On that Picture of the mailboxes that is a 12" riser that is sticking out from the wall about 8". Those tiles are highly reflective as is the light colored concrete which does give the area more ambiant and reflected light. Not to mention the camera setting may be giving it a brighter look as well.

Lite4
08-14-2008, 01:00 PM
[QUOTE=JoeyD;2465904]

Frankly if there was the possibility of a planter bed and uplighting with a wall wash would be an option then I wouldnt use the Stellar anyway, I would go right to the Starburst and then decide if the supplied MR16 or the supplied 35w Astro Brite was the right lamp. I know I have some pcitures of some lit signs just like this one, using both Stellars and Starbursts I just cant seem to spot them in my files.

QUOTE]

Aren't we going about this backwards? Shouldn't we decide how much light in terms Footcandles and Lamberts (hope I got that right) we are going to need to adequately light this feature and then match that to the bulb that is necessary to achieve those results first before we decide which fixture is going to house our bulb/s?

JoeyD
08-14-2008, 01:57 PM
[QUOTE=JoeyD;2465904]

Frankly if there was the possibility of a planter bed and uplighting with a wall wash would be an option then I wouldnt use the Stellar anyway, I would go right to the Starburst and then decide if the supplied MR16 or the supplied 35w Astro Brite was the right lamp. I know I have some pcitures of some lit signs just like this one, using both Stellars and Starbursts I just cant seem to spot them in my files.

QUOTE]

Aren't we going about this backwards? Shouldn't we decide how much light in terms Footcandles and Lamberts (hope I got that right) we are going to need to adequately light this feature and then match that to the bulb that is necessary to achieve those results first before we decide which fixture is going to house our bulb/s?

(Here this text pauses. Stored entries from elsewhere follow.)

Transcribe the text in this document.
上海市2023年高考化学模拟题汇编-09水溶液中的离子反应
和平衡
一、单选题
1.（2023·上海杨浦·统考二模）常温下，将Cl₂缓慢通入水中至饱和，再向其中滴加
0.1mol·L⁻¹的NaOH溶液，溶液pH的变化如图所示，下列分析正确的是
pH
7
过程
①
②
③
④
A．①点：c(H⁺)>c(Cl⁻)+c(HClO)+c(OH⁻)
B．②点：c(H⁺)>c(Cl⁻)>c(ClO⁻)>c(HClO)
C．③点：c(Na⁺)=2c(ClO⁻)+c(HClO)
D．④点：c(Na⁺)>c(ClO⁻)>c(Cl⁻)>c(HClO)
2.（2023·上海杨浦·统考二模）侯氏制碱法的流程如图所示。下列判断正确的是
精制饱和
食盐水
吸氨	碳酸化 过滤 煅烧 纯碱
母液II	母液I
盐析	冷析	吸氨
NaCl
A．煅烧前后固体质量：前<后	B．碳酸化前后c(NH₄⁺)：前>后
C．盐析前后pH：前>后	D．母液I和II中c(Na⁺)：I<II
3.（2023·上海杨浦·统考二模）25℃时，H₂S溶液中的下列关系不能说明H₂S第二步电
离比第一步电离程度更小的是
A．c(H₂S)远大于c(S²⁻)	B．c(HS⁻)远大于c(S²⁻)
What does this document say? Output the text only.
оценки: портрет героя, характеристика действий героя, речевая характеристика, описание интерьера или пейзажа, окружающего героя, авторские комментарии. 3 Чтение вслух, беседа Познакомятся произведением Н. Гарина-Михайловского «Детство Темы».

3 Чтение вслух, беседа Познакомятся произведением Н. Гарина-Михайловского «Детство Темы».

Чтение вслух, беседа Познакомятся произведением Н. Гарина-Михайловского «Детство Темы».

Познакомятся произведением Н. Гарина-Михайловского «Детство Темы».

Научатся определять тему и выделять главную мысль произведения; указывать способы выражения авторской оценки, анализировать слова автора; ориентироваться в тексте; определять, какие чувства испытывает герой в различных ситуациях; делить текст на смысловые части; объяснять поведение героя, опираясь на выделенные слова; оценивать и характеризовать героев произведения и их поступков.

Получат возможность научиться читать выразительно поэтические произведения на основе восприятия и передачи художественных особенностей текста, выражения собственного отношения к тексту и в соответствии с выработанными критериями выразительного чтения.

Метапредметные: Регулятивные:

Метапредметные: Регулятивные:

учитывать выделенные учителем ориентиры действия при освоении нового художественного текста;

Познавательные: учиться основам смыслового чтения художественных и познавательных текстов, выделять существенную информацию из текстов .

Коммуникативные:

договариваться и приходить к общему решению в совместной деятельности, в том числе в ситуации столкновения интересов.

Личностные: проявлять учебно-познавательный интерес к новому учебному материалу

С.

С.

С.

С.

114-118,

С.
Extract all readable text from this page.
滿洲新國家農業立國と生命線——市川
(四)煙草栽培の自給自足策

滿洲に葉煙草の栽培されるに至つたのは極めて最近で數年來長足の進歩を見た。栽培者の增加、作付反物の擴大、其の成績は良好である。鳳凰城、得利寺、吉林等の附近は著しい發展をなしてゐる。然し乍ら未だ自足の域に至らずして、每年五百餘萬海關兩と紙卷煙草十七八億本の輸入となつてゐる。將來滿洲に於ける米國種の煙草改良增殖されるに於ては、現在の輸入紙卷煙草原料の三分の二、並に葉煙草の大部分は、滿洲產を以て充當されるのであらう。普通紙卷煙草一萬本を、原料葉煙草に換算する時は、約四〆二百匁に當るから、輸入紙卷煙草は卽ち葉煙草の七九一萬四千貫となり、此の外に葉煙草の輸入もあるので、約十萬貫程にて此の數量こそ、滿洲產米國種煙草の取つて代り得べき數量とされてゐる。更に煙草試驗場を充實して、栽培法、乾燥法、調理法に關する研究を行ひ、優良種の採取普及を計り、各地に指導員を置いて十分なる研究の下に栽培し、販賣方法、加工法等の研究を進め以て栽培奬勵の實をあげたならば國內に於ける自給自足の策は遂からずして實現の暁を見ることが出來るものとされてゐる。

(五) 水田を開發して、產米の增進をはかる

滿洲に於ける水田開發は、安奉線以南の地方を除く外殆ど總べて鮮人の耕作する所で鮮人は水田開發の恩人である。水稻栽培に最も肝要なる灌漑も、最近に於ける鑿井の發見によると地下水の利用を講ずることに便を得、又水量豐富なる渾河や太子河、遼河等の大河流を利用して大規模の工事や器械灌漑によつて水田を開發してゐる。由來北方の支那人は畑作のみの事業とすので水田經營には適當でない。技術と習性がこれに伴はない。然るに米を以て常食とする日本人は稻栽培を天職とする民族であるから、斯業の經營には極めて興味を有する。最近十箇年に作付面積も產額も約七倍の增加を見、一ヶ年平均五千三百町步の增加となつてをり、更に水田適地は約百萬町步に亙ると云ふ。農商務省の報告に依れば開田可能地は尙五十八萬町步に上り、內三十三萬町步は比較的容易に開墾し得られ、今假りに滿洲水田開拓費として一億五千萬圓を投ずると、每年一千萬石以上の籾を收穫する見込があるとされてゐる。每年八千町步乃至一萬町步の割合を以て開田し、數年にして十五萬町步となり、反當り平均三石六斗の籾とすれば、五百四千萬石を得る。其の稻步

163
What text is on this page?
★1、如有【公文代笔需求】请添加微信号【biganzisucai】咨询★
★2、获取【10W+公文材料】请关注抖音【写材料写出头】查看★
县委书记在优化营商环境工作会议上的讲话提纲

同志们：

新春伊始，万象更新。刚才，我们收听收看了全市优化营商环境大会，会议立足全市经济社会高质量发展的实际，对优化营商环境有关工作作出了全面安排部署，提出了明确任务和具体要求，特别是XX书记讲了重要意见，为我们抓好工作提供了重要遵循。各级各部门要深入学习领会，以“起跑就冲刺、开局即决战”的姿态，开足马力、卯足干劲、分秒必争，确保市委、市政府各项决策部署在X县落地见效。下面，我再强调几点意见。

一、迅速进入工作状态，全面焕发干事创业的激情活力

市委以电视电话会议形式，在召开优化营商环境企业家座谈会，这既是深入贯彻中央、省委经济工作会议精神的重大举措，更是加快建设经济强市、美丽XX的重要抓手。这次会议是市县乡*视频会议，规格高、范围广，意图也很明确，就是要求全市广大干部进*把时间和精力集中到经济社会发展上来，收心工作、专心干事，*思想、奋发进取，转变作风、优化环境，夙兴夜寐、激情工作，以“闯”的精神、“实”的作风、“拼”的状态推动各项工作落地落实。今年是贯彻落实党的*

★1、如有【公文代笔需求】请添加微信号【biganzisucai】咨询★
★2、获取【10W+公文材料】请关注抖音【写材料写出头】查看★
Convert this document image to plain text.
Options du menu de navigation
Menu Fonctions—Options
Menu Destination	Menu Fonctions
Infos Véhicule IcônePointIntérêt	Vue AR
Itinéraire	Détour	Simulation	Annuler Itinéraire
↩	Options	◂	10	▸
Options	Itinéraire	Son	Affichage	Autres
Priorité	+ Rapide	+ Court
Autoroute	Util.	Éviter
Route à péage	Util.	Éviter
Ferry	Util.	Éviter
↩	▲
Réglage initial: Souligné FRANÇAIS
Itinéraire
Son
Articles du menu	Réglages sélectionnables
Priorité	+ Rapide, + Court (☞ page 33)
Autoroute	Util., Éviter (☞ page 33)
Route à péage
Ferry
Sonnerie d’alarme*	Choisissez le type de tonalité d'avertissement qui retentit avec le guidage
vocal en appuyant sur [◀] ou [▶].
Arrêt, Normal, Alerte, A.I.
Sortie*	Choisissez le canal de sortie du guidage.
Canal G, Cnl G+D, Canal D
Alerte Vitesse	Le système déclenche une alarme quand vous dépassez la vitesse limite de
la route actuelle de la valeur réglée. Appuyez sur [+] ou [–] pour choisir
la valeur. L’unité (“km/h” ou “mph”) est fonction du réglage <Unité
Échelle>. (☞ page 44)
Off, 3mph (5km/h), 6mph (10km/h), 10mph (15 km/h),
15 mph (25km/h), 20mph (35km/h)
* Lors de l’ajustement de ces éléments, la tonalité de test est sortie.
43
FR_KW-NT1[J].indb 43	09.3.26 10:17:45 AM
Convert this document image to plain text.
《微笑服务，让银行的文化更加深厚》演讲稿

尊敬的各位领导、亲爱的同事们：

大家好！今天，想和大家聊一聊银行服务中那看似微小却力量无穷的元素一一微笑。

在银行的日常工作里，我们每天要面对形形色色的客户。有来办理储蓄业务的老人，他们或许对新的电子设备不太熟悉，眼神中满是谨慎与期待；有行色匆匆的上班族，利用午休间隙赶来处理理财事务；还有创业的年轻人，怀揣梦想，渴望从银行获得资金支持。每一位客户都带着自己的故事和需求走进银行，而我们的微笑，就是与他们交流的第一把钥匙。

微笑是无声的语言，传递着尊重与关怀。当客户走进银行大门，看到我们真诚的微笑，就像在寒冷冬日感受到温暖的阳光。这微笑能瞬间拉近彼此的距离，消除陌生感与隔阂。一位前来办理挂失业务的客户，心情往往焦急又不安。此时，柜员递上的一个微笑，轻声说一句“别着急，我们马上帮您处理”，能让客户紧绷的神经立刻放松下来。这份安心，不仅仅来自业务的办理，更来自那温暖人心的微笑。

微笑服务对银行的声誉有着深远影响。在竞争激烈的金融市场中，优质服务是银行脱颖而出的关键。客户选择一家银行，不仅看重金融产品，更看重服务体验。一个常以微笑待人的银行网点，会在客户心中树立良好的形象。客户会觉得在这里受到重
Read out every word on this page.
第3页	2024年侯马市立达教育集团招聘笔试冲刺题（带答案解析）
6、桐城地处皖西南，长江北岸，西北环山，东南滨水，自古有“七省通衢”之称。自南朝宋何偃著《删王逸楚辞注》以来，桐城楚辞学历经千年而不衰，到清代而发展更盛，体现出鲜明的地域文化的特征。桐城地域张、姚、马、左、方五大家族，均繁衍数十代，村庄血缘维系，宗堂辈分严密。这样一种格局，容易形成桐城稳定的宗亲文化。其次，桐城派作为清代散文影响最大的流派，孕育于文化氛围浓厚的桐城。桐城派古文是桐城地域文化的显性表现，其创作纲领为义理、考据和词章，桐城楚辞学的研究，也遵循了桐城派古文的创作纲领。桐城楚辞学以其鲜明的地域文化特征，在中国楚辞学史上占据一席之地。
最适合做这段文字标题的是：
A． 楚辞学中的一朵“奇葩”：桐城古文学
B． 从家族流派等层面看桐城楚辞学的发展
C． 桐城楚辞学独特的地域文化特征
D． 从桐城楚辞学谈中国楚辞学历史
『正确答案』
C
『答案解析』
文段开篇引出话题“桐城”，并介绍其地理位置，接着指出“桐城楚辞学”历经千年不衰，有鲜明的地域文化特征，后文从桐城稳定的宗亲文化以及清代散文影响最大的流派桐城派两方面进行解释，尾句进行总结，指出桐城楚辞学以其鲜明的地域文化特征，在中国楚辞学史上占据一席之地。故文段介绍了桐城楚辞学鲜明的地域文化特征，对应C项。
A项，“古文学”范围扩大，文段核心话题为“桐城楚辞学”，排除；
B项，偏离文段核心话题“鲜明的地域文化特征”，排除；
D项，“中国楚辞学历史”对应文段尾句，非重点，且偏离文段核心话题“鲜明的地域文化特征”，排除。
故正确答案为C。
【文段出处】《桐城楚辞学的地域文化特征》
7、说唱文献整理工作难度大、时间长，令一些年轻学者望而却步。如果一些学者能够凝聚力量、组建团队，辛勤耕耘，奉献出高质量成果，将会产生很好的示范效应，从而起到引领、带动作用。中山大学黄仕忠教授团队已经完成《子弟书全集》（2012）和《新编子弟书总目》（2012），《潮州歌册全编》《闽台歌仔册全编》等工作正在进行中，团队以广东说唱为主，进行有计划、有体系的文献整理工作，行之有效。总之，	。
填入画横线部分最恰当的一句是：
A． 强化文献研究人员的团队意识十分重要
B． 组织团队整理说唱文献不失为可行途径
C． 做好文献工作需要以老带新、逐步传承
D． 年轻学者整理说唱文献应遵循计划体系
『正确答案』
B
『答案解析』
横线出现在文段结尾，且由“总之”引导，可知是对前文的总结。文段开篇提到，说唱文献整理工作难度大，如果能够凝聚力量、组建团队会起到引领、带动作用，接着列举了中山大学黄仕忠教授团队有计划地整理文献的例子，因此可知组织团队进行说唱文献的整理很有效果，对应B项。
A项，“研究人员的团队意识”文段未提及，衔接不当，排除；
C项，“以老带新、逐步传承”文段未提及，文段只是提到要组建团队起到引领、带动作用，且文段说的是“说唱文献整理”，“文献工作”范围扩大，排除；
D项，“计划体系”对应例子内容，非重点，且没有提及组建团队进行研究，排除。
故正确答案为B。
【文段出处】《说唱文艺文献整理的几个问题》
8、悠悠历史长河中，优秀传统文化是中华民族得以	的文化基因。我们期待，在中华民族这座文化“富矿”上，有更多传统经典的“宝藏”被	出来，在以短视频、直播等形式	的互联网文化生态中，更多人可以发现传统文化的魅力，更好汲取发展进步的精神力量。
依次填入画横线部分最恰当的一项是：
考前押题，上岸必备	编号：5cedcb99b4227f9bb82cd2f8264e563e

I think Lumens was the term you were hunting for Tim. And yes that is the "designers" way of establishing a fixture. Know what kind of Lumen or Footcandles it will take to light the surface or is required to light the surface. At that point you will select the best lamp to do this. After that you will then select the best fixture to house that lamp.

Unfortunatley most of us hands on lighting designers dont always know what kind of foot candle or lumen output is going to be required. We kind of defer our decision to experience and decide how to light something based upon our own and others experiences. In most cases it is a process of trial and error, experimenting with lenses and beam spreads.

Lite4
08-14-2008, 02:22 PM
This is true. When you do it enough you pretty much know what it will take for most applications. There are those strange ones from time to time.

JoeyD
08-14-2008, 02:43 PM
In some cases, especially in commercial you will have minimum FC requirements or in some dark sky situations you will have max Lumens allowed requirements. So it is important to know or atleast be able to obtain this type of information.

We are currently working to have all of our fixtures measured for photometrics so that we dont have to rely on the lamp manufacturers ratings which always change once installed into a fixture.